Probably because the Vagabond has never been there. Peru has always appealed to him as a country of romance, one of those places toward which there is the feeling. "Some day I shall go there." Perhaps the root of this feeling could be traced to the Vagabond's salad days when, in company with the vast majority of his contemporaries, he was an ardent if largely unsuccessful collector of foreign postage stamps, and spent pleasant hours gazing at brightly colored. Peruvian llamas perched precariously upon impossible rocky peaks.
Fertilizer was added to the root so to speak, when he read Prescott's account of the conquest of the country.
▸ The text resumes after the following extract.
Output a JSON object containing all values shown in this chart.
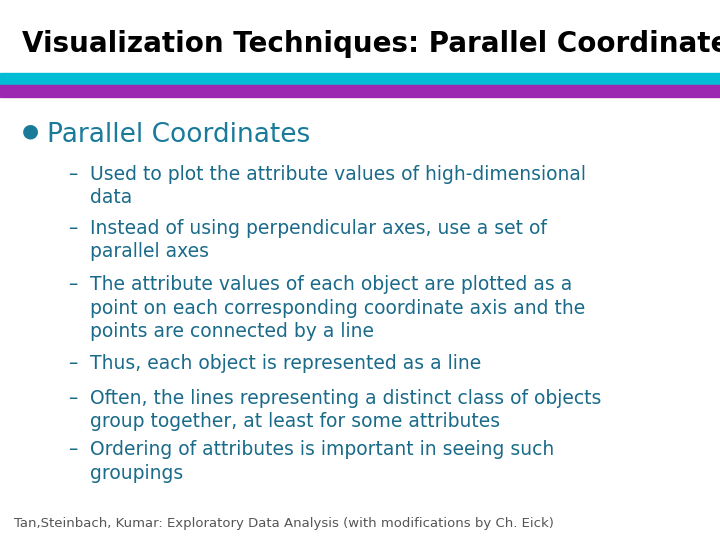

And after all, he must be a hardened sophisticate who would not thrill over the expedition of Pizarro with his mere handful of men, an expedition of mingled courage and treachery that reads like a fairly tale.
All of which brings us to the point of mentioning, not at all incidentally, that Professor Haring will speak on the conquest of Peru this morning at 10 o'clock in Harvard 3.
Other lectures of interest are.
TODAY
9 O'clock
"Great Britain and China, Policies and War, 1834-1842," Professor Hornbeck, Harvard 6.
10 O'clock
"The Government of Territories and Dependencies," Professor Yeomans, Old Fogg Museum.
11 O'clock
"Commerce and the National Domain 1783-1787," Professor Boyd, New Lecture Hall.
12 O'clock
"The Principles of the Early State Constitutions," Professor Wright, Harvard 2.
"Spanish Romanesque Architecture, Professor Post, Fogg Museum, small room.
"The Newer Teleology," Professor Hocking, Emerson D.